A investigação foi motivada por denúncias que apontam para problemas no atendimento à população, comprometendo o acesso aos serviços básicos de saúde no município. A 29ª Promotoria de Justiça, especializada na defesa da saúde pública, fundamentou sua atuação no artigo 129 da Constituição Federal, que estabelece as atribuições do Ministério Público na defesa dos interesses sociais e individuais indisponíveis.
O procedimento tem como base legal o artigo 196 da Constituição Federal, que garante a saúde como direito fundamental, e a Lei Federal nº 8.080/90 (Lei Orgânica Nacional da Saúde), que assegura a gratuidade das ações e serviços de saúde nos serviços públicos.
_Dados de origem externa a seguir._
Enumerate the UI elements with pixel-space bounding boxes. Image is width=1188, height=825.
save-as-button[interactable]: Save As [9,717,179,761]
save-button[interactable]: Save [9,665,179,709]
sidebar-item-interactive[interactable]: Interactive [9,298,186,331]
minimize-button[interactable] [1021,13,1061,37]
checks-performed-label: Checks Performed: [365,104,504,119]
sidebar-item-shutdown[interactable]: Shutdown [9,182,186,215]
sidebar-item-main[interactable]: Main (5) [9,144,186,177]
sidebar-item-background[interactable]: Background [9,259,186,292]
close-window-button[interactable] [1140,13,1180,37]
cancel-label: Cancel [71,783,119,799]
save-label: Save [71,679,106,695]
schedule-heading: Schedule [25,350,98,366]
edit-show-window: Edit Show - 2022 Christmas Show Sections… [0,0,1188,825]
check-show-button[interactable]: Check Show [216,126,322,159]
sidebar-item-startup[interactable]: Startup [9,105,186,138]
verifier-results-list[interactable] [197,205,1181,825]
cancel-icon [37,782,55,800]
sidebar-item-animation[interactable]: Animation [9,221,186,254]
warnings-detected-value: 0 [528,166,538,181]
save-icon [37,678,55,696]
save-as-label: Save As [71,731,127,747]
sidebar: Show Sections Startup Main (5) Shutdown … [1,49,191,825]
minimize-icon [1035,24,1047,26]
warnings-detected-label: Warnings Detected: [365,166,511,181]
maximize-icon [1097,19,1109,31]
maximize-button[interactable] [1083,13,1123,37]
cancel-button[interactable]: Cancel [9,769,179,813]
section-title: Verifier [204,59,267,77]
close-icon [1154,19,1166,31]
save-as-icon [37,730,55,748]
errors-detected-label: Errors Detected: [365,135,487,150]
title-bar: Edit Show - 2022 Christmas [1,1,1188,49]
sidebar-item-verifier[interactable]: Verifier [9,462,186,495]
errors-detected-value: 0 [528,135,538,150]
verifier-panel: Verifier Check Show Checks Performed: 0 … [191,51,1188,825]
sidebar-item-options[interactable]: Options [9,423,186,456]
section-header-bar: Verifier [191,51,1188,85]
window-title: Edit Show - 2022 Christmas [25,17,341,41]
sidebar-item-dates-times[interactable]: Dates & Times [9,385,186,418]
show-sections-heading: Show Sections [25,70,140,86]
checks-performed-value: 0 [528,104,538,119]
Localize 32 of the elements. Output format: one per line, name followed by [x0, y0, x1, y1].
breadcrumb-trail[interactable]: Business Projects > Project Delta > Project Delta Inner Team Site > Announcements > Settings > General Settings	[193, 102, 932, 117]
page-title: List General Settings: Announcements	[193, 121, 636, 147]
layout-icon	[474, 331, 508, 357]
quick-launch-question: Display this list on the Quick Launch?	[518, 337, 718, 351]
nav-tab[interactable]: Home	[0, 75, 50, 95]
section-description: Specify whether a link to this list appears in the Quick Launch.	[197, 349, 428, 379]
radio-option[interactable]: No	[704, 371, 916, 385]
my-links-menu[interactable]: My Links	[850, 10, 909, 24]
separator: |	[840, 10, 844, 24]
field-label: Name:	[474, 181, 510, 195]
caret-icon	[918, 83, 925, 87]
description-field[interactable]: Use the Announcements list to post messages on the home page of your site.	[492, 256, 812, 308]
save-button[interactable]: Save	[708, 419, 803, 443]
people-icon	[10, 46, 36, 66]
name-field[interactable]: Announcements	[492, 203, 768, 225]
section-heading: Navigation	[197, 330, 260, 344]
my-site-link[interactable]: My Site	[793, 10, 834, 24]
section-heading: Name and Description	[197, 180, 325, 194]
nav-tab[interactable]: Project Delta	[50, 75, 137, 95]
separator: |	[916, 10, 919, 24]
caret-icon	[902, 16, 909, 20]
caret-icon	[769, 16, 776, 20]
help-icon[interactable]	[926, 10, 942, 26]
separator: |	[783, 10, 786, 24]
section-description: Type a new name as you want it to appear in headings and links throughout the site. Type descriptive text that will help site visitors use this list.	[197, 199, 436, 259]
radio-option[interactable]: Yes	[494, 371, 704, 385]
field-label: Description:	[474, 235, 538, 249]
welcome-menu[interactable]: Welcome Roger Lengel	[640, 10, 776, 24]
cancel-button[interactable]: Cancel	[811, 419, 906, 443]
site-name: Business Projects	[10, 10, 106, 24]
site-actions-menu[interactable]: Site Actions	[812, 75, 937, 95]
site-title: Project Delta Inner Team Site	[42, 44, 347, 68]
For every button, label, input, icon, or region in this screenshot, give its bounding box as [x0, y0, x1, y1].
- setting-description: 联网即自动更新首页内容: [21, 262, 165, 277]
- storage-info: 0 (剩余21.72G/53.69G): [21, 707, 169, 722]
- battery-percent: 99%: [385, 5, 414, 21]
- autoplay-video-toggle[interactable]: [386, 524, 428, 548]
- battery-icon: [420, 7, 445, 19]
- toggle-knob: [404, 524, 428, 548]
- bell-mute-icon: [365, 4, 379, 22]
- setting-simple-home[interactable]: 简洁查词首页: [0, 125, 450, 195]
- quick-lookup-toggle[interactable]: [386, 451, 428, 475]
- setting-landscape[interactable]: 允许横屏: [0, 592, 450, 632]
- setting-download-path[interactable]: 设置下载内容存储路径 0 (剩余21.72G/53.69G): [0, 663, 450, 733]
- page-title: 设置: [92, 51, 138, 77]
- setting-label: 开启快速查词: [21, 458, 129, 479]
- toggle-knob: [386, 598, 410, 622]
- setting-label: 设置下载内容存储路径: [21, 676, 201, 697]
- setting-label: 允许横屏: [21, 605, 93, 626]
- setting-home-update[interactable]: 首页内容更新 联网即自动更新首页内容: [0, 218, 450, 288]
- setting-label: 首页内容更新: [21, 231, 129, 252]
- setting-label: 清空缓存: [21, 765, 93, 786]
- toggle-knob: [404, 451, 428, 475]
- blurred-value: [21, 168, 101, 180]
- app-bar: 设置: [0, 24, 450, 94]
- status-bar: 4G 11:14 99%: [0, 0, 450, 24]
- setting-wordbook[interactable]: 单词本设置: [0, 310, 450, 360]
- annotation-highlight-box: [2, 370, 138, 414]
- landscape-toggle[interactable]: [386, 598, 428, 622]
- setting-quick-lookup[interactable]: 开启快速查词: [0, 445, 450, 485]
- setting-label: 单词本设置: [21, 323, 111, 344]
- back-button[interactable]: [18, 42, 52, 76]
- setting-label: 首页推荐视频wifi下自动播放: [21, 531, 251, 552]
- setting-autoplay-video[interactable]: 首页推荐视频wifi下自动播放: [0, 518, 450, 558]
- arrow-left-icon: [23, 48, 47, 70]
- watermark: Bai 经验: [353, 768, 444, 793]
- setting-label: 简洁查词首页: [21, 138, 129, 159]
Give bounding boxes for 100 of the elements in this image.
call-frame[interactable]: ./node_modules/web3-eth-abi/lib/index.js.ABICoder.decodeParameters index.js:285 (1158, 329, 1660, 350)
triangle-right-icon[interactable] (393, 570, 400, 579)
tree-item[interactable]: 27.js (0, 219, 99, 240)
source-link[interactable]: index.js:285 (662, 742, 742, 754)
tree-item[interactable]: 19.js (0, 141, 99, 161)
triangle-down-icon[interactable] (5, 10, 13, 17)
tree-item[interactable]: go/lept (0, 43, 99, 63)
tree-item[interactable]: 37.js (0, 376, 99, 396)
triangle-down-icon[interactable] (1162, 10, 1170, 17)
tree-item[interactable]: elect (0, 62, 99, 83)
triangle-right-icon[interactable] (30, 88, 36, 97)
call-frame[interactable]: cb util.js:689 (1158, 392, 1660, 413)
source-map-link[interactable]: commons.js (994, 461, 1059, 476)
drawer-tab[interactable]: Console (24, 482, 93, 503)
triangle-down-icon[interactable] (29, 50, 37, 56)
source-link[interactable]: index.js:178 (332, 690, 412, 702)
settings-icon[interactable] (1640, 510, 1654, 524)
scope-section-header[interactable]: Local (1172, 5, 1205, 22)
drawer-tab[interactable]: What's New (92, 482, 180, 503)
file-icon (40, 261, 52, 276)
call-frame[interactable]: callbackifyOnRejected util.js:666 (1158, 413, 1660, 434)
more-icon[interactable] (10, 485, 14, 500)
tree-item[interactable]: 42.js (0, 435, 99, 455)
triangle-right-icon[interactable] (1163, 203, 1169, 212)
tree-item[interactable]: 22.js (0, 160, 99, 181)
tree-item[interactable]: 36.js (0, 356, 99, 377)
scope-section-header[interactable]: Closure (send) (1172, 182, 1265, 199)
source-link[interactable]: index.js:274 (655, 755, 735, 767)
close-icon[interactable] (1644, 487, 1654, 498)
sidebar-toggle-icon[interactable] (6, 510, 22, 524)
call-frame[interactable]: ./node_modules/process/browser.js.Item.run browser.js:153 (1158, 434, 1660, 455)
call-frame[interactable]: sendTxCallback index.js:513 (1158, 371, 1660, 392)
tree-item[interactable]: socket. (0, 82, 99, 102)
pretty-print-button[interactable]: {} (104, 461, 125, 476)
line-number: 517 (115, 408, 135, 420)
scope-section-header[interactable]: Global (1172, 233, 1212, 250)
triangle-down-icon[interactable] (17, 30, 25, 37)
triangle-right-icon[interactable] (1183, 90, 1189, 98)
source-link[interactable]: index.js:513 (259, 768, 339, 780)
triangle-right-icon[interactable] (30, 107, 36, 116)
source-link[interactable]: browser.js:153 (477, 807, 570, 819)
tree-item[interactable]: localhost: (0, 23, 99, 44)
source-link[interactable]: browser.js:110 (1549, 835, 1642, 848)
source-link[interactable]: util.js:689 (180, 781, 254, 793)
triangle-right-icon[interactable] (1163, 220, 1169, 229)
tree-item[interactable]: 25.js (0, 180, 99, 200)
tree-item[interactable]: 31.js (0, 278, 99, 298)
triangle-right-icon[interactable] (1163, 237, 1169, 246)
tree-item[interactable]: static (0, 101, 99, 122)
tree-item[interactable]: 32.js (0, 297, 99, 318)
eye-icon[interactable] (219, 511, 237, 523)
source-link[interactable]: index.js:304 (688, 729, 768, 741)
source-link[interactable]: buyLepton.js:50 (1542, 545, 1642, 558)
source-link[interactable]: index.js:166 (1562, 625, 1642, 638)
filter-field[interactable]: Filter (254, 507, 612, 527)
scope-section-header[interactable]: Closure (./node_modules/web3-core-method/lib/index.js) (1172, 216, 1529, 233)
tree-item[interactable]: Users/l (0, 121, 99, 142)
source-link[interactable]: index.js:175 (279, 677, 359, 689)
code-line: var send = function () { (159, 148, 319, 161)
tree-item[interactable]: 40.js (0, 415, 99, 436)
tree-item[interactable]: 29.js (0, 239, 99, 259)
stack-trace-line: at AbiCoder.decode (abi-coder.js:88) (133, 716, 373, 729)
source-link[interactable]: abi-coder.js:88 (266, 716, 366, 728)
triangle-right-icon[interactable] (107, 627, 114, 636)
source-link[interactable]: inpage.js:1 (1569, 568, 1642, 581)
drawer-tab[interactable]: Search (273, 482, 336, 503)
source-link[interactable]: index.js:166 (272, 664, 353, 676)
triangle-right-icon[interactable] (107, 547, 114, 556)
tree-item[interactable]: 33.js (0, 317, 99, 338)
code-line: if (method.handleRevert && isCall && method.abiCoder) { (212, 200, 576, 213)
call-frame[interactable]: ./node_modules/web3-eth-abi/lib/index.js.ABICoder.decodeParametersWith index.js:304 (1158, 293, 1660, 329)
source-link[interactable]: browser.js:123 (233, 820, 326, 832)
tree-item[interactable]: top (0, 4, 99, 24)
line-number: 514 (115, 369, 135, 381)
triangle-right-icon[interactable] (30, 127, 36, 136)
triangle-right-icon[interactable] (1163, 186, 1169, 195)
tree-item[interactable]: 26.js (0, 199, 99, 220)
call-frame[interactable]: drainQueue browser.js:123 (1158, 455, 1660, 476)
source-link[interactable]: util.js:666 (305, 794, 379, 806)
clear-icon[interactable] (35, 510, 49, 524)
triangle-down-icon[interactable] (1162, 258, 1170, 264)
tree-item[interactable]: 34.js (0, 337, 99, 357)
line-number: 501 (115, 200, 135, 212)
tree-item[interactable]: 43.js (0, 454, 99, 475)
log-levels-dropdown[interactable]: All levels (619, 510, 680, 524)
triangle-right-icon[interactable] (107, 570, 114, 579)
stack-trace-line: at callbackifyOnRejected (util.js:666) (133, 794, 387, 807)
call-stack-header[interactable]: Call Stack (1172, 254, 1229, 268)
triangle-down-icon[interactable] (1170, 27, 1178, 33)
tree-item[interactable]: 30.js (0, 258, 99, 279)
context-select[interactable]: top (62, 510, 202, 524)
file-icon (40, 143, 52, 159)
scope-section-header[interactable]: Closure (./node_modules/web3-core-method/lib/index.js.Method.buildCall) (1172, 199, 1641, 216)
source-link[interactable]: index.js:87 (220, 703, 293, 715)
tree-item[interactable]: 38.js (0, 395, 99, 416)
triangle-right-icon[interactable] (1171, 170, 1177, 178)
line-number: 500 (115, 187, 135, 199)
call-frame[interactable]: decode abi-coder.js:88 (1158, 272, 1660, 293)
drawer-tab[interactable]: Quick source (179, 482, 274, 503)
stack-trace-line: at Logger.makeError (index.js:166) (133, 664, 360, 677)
O MP-PI ressalta que é responsabilidade do município organizar e executar as ações e serviços públicos de saúde, garantindo o acesso adequado da população.
Entre as medidas determinadas pela promotoria estão o registro formal do procedimento, a nomeação de secretária para acompanhar o caso e o encaminhamento de cópias da portaria ao Conselho Superior do Ministério Público e ao Centro de Apoio Operacional de Defesa da Saúde e Cidadania (CAODS).
O Ministério Público enfatiza seu papel institucional na proteção da população e melhoria das condições da saúde pública, especialmente diante da vulnerabilidade do sistema de saúde municipal.
Outro lado
Procurada pelo GP1 , a assessoria de comunicação da Fundação Municipal de Saúde não se manifestou sobre o caso. O espaço está aberto para esclarecimentos.